Valeria Palumbo

Incontriamo oggi la scrittrice e giornalista Valeria Palumbo. Attualmente caporedattore de L’Europeo, collabora con vari giornali e insegna al Master di giornalismo della Statale di Milano. L’ultimo libro pubblicato è Svestite da uomo (Bur, 2007).

Il libro (di un altro) che avresti voluto scrivere e il libro (tuo) che NON avresti voluto scrivere.

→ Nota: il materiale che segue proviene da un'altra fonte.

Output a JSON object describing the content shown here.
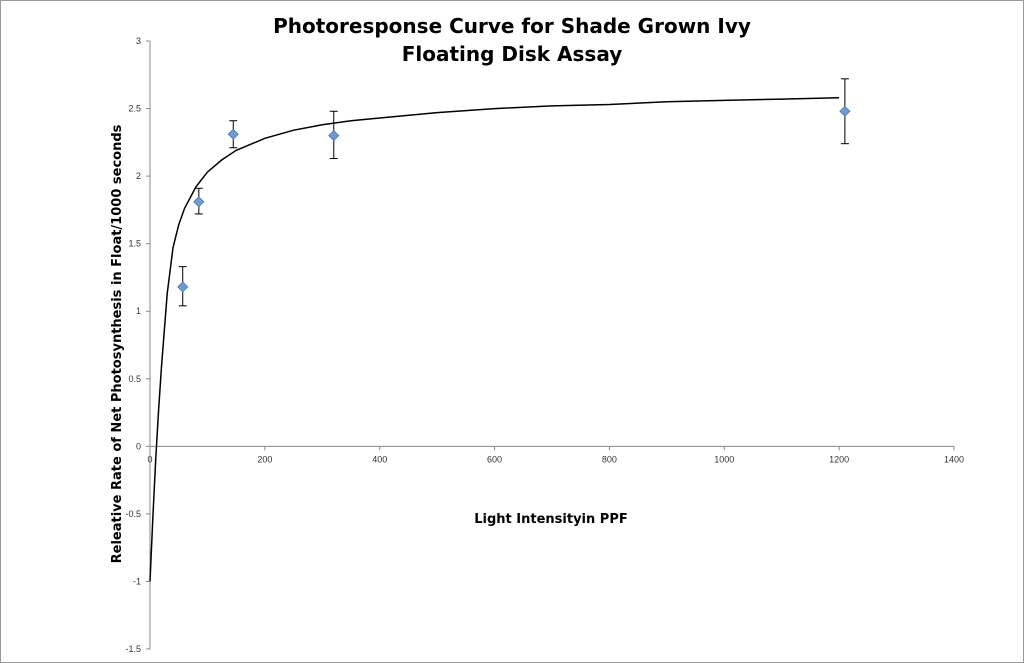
{
  "chart_data": {
    "type": "scatter",
    "title_lines": [
      "Photoresponse Curve for Shade Grown Ivy",
      "Floating Disk Assay"
    ],
    "xlabel": "Light Intensityin PPF",
    "ylabel": "Releative Rate of Net Photosynthesis in Float/1000 seconds",
    "xlim": [
      0,
      1400
    ],
    "ylim": [
      -1.5,
      3
    ],
    "x_ticks": [
      0,
      200,
      400,
      600,
      800,
      1000,
      1200,
      1400
    ],
    "y_ticks": [
      -1.5,
      -1,
      -0.5,
      0,
      0.5,
      1,
      1.5,
      2,
      2.5,
      3
    ],
    "y_tick_labels": [
      "-1.5",
      "-1",
      "-0.5",
      "0",
      "0.5",
      "1",
      "1.5",
      "2",
      "2.5",
      "3"
    ],
    "grid": false,
    "legend": "none",
    "marker_color": "#6f9bd1",
    "series": [
      {
        "points": [
          {
            "x": 57,
            "y": 1.18,
            "err_low": 0.14,
            "err_high": 0.15
          },
          {
            "x": 85,
            "y": 1.81,
            "err_low": 0.09,
            "err_high": 0.1
          },
          {
            "x": 145,
            "y": 2.31,
            "err_low": 0.1,
            "err_high": 0.1
          },
          {
            "x": 320,
            "y": 2.3,
            "err_low": 0.17,
            "err_high": 0.18
          },
          {
            "x": 1210,
            "y": 2.48,
            "err_low": 0.24,
            "err_high": 0.24
          }
        ]
      }
    ],
    "fit_curve": {
      "x": [
        0,
        5,
        10,
        15,
        20,
        30,
        40,
        50,
        60,
        80,
        100,
        125,
        150,
        200,
        250,
        300,
        350,
        400,
        500,
        600,
        700,
        800,
        900,
        1000,
        1100,
        1200
      ],
      "y": [
        -1.0,
        -0.52,
        -0.1,
        0.27,
        0.59,
        1.13,
        1.47,
        1.64,
        1.76,
        1.92,
        2.03,
        2.12,
        2.19,
        2.28,
        2.34,
        2.38,
        2.41,
        2.43,
        2.47,
        2.5,
        2.52,
        2.53,
        2.55,
        2.56,
        2.57,
        2.58
      ]
    }
  }
}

Di libri che avrei voluto scrivere – ahimé – ce ne sono un’infinità:
“L’anno della morte di Ricardo Reis” di José Saramago (tutti i suoi libri sono stupendi, a cominciare dal Memoriale del convento), “Domani nella battaglia pensa a me” di Javier Marias, “L’amore al tempo del colera” di Gabriel García Marquéz e “L’opera al nero” di Marguerite Yourcenar.

Il mio che non avrei scritto è “Lo sguardo di Matidia”: perché è quello che amo di più, ma l’ho fatto quando non ero ancora all’altezza di trattare con accuratezza il tema ed è pieno di ingenuità e ripetizioni. Lo riscriverò senz’altro.

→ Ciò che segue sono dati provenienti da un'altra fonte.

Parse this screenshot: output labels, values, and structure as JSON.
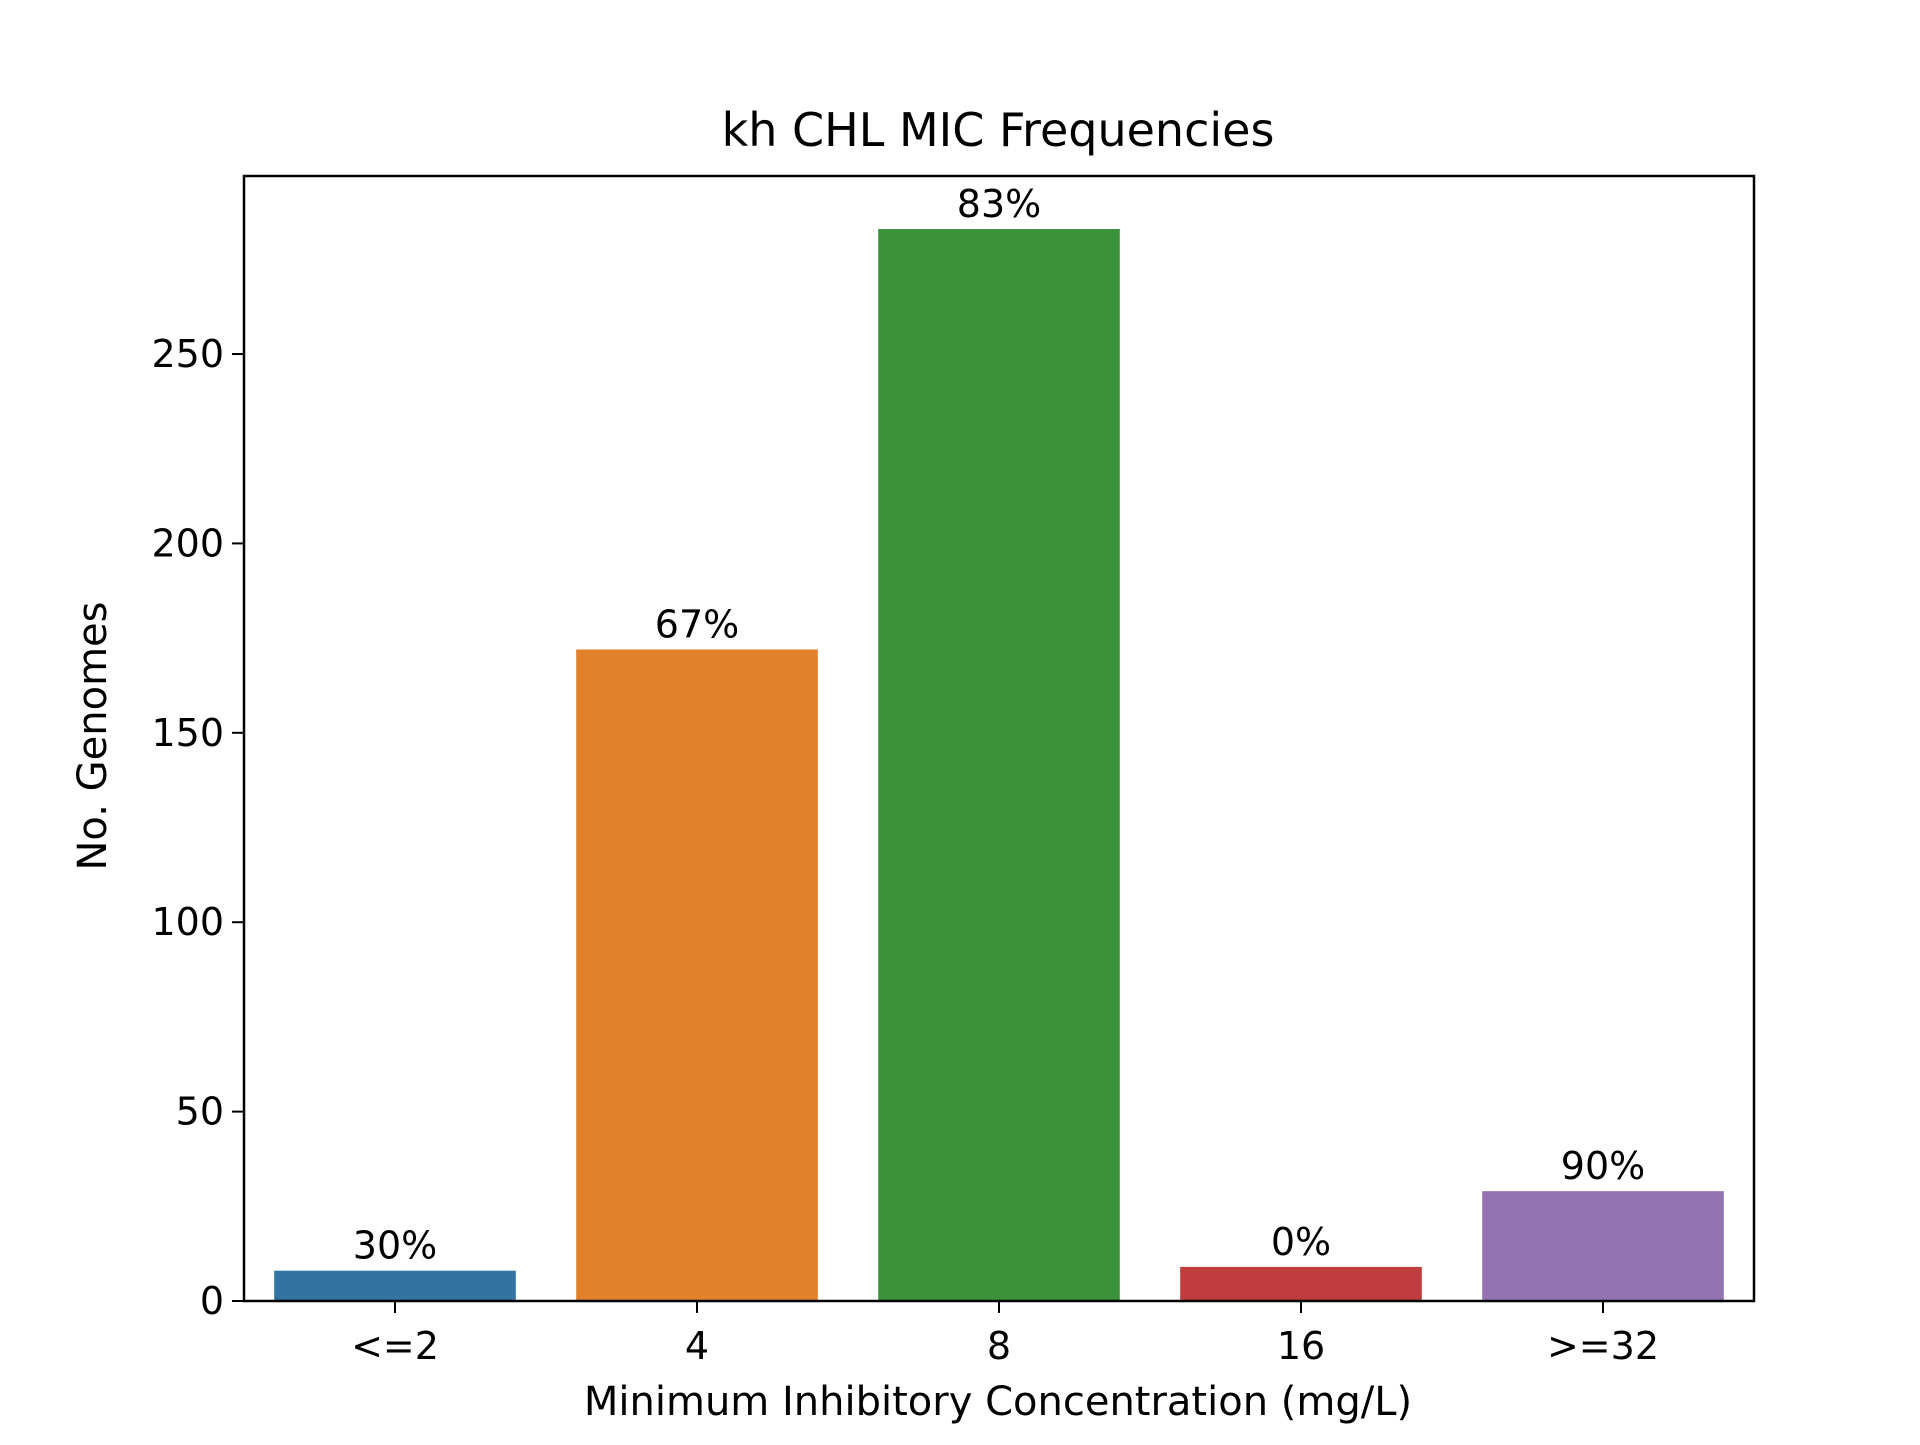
{
  "chart_data": {
    "type": "bar",
    "title": "kh CHL MIC Frequencies",
    "xlabel": "Minimum Inhibitory Concentration (mg/L)",
    "ylabel": "No. Genomes",
    "categories": [
      "<=2",
      "4",
      "8",
      "16",
      ">=32"
    ],
    "values": [
      8,
      172,
      283,
      9,
      29
    ],
    "bar_labels": [
      "30%",
      "67%",
      "83%",
      "0%",
      "90%"
    ],
    "colors": [
      "#3274a1",
      "#e1812c",
      "#3a923a",
      "#c03d3e",
      "#9372b2"
    ],
    "ylim": [
      0,
      297
    ],
    "yticks": [
      0,
      50,
      100,
      150,
      200,
      250
    ],
    "grid": false,
    "legend": "none"
  }
}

Ti ritieni una scrittrice di genere o toutcourt, perché?

Non mi reputo una scrittrice. Per me gli scrittori scrivono narrativa. E per quanto sia Lo sguardo di Matidia, sia, soprattutto, Le donne di Alessandro Magno non siano veri e propri saggi, tutte le informazioni che contengono sono storiche (o almeno io al momento le giudicavo tali): non c’è nulla di inventato. Quindi non posso rispondere alla domanda. Sono una giornalista che scrive saggi di divulgazione storica.

Un sempreverde da tenere sul comodino, una canzone da ascoltare sempre, un film da riguardare.

Sul comodino… tengo fisso un manuale di yoga, lo confesso, insieme ai due libri che in genere sto leggendo. Ma se dovessi pensare a un romanzo da tenere sempre lì è “La morte” di Ivan Il’ic di Tolstoj. La canzone non so, forse “La donna cannone” di De Gregori… di sicuro l’ “Aria sulla quarta corda” di Johann Sebastian Bach. Il film pensavo fosse Oci ciornie di Mikhalkov, ma confesso di averlo rivisto di recente e mi ha colpito meno. Oggi, forse, ti direi “A torto o a ragione” di István Szabó, che rivedo sempre con lo stesso piacere.

Si può vivere di sola scrittura oggi?

Certo che si può vivere di scrittura.. come giornalista vivo di scrittura, no?! Scherzo. In ogni caso qualche scrittore da oltre centomila copie esiste: superata una certa soglia (secondo me in Italia ne bastano circa 50mila) e con un po’ di abilità mediatica, si cominciano a ricevere incarichi, inviti, etc. etc. che permettono di vivere anche nei periodi di calo creativo.

Favorevole o contraria alle scuole di scrittura creativa? Perchè?

Favorevole. Il talento ovviamente non si insegna (che frase banale!) ma le tecniche di scrittura sì. Proprio come per i giornalisti. Uno crede di nascere “cronista” e invece se non ti insegnano dove guardare per “trovare” una storia, giri a vuoto. A lungo, almeno. E poi la scrivi malissimo e la titoli peggio. I trucchi del mestiere permettono sia di arrivare a un livello decente, se non si è proprio negati, sia di evitare gli errori, spaventosi, degli scrittori italiani: descrizioni lunghissime, abuso della prima persona, troppi sentimenti e pochi fatti, sequenze lente e inconcludenti, finali mosci, inizi ancor più mosci, inutili compiacimenti, narcisismi, aggettivi in eccesso e perfino avverbi oltremisura, etc.
Certo, l’eccesso di scuole mi fa temere il peggio: non mi risulta che esistano tanti scrittori bravi, in Italia, da coprire tutti i corsi. Però è vero che, proprio come accade ai giornalisti, si può essere pessimi scrittori e ottimi censori.